D'improvviso, una terza figura, stavolta di sicuro umana, piombò su di lei da un albero pochi metri dietro le volpi di Kaika. Karen non reagì in tempo e fu colpita da una tallonata volante nel petto, finendo contro uno spesso tronco alle sue spalle.

"Ugh! Cos'è successo?!" pensò, impaurita. Riuscì finalmente a focalizzare l'immagine del suo aggressore, affiancato dalle due volpi.

Era una ragazza molto esile e carina, un po' più bassa di lei. Aveva capelli di media lunghezza nerissimi e crespi. Sul capo, un ciuffetto ribelle a forma di campanellino ondeggiava allegramente nel vento, e una morbida viola era posata tra i capelli, che ricadevano disordinati davanti ai suoi occhi, anch'essi scuri come la pece. Indossava una tunica a giromaniche nera dal colletto alto bianco, come il nastro che divideva la parte inferiore dell'abbigliamento, che consisteva in un pantaloncino viola. Ai piedi non indossava scarpe, né sandali: erano nudi, sull'erba fresca e bagnata dalla rugiada.

Iniziò a ridere, divertita, mentre accarezzava il muso alle due volpi grigiastre con la punta delle dita. "Eh eh! Ma lo sai che sei proprio interessante, tu? Pensavo di essere l'unica con un po' di potere in questo concorsetto per Guardians!" squittì la ragazzina, mentre si avvicinava a Karen con gli animaletti nebulosi al seguito.

"S-sta' indietro..." azzardò Karen, che aveva risentito di quel calcio più di quanto si aspettasse: era piccola, ma quella ragazza aveva una forza incredibile.

Con sua grande sorpresa, la combattente le tese una mano, invitandola a rialzarsi. "Piacere, io mi chiamo Tokugawa Soyo. Ti va se ci aiutiamo a vicenda?" chiese, con un sorrisetto spensierato.

"C-cosa..?" balbettò Karen, mettendosi in piedi.

"Dai, hai capito. Scusami se le mie due volpette ti hanno spaventata. Ping e Pong sono piuttosto pestifere!" cinguettò Soyo.

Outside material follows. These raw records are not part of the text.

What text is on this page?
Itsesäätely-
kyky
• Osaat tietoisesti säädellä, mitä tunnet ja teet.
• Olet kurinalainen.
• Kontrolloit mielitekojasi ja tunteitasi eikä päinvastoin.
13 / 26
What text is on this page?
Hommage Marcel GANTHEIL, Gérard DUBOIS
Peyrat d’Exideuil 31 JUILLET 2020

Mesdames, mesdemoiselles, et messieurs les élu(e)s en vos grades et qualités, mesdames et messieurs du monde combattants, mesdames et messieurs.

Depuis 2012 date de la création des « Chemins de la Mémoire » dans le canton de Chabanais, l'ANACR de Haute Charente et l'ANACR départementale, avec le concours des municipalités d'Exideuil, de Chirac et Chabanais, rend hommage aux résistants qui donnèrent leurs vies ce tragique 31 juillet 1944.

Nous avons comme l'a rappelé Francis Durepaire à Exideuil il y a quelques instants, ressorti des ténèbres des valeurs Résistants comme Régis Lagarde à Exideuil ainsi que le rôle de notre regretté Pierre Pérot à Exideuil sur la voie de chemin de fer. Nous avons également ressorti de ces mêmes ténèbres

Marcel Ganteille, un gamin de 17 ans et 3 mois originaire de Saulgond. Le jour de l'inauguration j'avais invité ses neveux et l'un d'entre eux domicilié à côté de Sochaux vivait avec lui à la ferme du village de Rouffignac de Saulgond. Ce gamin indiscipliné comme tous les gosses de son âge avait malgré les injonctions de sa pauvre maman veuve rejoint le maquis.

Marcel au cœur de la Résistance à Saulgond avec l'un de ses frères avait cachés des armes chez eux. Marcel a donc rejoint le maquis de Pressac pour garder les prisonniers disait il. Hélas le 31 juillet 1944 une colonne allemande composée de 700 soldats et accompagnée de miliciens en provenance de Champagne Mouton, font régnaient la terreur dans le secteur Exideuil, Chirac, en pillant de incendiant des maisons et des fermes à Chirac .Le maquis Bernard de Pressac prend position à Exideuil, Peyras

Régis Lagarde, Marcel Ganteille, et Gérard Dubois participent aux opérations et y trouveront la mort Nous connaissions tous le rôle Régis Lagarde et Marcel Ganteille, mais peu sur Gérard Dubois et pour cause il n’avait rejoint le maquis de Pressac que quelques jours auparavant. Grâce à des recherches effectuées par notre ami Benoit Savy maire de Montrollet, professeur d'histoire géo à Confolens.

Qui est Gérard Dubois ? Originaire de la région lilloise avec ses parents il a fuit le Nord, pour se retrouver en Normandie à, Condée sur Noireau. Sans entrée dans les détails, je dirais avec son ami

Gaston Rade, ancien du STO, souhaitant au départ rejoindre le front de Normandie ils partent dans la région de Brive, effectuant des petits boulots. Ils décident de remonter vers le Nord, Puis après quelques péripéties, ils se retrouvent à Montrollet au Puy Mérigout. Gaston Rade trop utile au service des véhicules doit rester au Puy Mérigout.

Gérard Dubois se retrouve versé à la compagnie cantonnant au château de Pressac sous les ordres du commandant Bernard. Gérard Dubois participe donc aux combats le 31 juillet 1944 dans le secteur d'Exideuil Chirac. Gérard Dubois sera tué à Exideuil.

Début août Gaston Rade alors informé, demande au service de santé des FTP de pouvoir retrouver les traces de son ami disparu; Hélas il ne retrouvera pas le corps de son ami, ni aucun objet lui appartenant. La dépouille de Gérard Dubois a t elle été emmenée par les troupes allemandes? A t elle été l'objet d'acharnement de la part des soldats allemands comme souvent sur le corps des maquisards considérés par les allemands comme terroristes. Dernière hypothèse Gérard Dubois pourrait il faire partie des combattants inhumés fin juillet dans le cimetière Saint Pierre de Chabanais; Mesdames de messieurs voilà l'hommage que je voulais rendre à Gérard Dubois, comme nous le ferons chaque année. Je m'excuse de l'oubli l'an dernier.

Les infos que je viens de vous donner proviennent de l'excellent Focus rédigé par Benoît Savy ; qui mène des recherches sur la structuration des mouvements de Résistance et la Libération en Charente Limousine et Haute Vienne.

"Ping e Pong? Perché le hai chiamate così?" domandò Karen, ancora stranita.

"Perché mi piace il ping-pong!" Esclamò l'altra.

"Ah, capisco..."

"Allora, visto che hai deciso di fare squadra con me, posso chiamare anche l'altra ragazza." disse Soyo, girandosi dall'altro lato, nel punto in cui aveva attaccato Karen all'inizio. "Dai, smettila di nasconderti come una ladra ed esci fuori!"

"Un'altra ragazza? E chi è?" chiese Karen.

"Vedrai, è molto forte! Usa un tipo di Kaika fighissimo. Ho quasi perso contro di lei!" ribatté la nuova alleata.

"Questa affronta tutti quelli che vede..." rifletté Karen.

Intanto, dai cespugli era apparsa la compagna di Soyo: una ragazza più o meno della stessa altezza di Karen, con capelli grigio scuro che si avvivinavano al blu, ai lati dei quali due piccole trecce si univano dietro la nuca. I suoi occhi erano di un blu marino ipnotizzante e sul suo viso risiedeva un'aria spaesata, quasi persa. Come se si trovasse perennemente in una situazione incognita.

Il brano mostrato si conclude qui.